Der Auferstandene hat seinen Jüngern zwei Arten von Trost geschenkt: die innere Freude und das Licht des Ostergeheimnisses. Die Freude zu erkennen, dass der Auferstandene gegenwärtig ist, führt euch in seine Person und in seinen Willen ein. Das Licht des Ostergeheimnisses lässt euch wieder Hoffnung schöpfen, eine »verlässliche Hoffnung«, wie Papst Benedikt XVI. sie nannte (Enzyklika Spe salvi, 2). Auferstanden, um auferstehen zu lassen; befreit, um zu befreien; zu neuem Leben geschaffen, um neues Leben zu erwecken in allen Menschen, denen wir auf unserem Weg begegnen. Darin besteht eure Berufung als Brüder von der Auferstehung.
»Was sucht ihr den Lebenden bei den Toten?« (Lk 24,5). Diese Worte mögen immer in euren Herzen widerhallen. Sie werden euch helfen, aus den traurigen Momenten herauszufinden, und sie werden euch neue Horizonte der Freude und Hoffnung eröffnen. Sie werden euch ermöglichen, die Steine von den Gräbern zu wälzen, und euch Kraft geben, die frohe Botschaft in der gegenwärtigen Kultur zu verkünden, die so oft vom Tod geprägt ist. Wenn wir den Mut haben, zu unseren persönlichen und gemeinsamen Gräbern vorzudringen, werden wir sehen, dass Jesus imstande ist, uns aus ihnen auferstehen zu lassen. Dadurch werden wir die Freude, das Glück und die Leidenschaft der ersten Momente unserer Selbsthingabe wiederfinden.

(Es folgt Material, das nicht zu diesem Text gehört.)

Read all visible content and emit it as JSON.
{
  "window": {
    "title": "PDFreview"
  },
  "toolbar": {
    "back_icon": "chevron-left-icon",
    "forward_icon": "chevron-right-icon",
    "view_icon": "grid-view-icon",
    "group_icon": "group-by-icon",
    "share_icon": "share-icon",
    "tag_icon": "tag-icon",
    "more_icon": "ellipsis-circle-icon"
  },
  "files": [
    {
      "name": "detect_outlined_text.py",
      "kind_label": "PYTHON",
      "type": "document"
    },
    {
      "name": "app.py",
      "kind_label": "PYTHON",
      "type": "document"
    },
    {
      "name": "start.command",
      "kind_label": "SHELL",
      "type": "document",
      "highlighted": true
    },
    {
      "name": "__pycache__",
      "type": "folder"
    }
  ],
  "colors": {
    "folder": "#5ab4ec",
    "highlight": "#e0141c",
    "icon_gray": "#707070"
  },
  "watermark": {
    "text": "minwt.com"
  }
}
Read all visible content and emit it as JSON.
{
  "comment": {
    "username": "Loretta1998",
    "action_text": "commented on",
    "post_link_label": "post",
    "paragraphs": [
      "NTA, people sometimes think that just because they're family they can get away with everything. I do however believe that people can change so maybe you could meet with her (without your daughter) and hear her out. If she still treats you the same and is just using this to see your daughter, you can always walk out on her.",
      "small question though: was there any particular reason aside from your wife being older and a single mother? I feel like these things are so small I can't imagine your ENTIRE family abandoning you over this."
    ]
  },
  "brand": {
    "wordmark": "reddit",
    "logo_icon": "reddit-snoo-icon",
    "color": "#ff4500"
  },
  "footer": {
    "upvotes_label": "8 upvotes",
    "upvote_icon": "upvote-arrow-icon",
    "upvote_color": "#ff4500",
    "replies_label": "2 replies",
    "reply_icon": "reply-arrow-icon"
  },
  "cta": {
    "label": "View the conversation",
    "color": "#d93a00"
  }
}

Liebe Brüder, abschließend möchte ich euch das in Erinnerung rufen, was ich den Personen des geweihten Lebens viele Male, vor allem im Jahr des geweihten Leben, gesagt habe: Erinnert euch dankbar an die Vergangenheit, lebt leidenschaftlich die Gegenwart und nehmt hoffnungsvoll die Zukunft an. Die dankbare Erinnerung an die Vergangenheit: keine Archäologie, denn das Charisma ist stets eine Quelle lebendigen Wassers und keine Flasche mit destilliertem Wasser. Die Leidenschaft, eure erste Liebe, also Jesus, immer lebendig und jung zu halten. Die Hoffnung: im Wissen darum, dass Jesus mit uns ist und unsere Schritte leitet, so wie er die Schritte unserer Gründer geleitet hat.
Maria, die auf einzigartige Weise das Geheimnis der Auferstehung ihres Sohnes miterlebt hat und noch immer erlebt, wache als Mutter über euren Weg. Auch mein Segen möge euch begleiten. Und bitte vergesst nicht, für mich zu beten. Danke!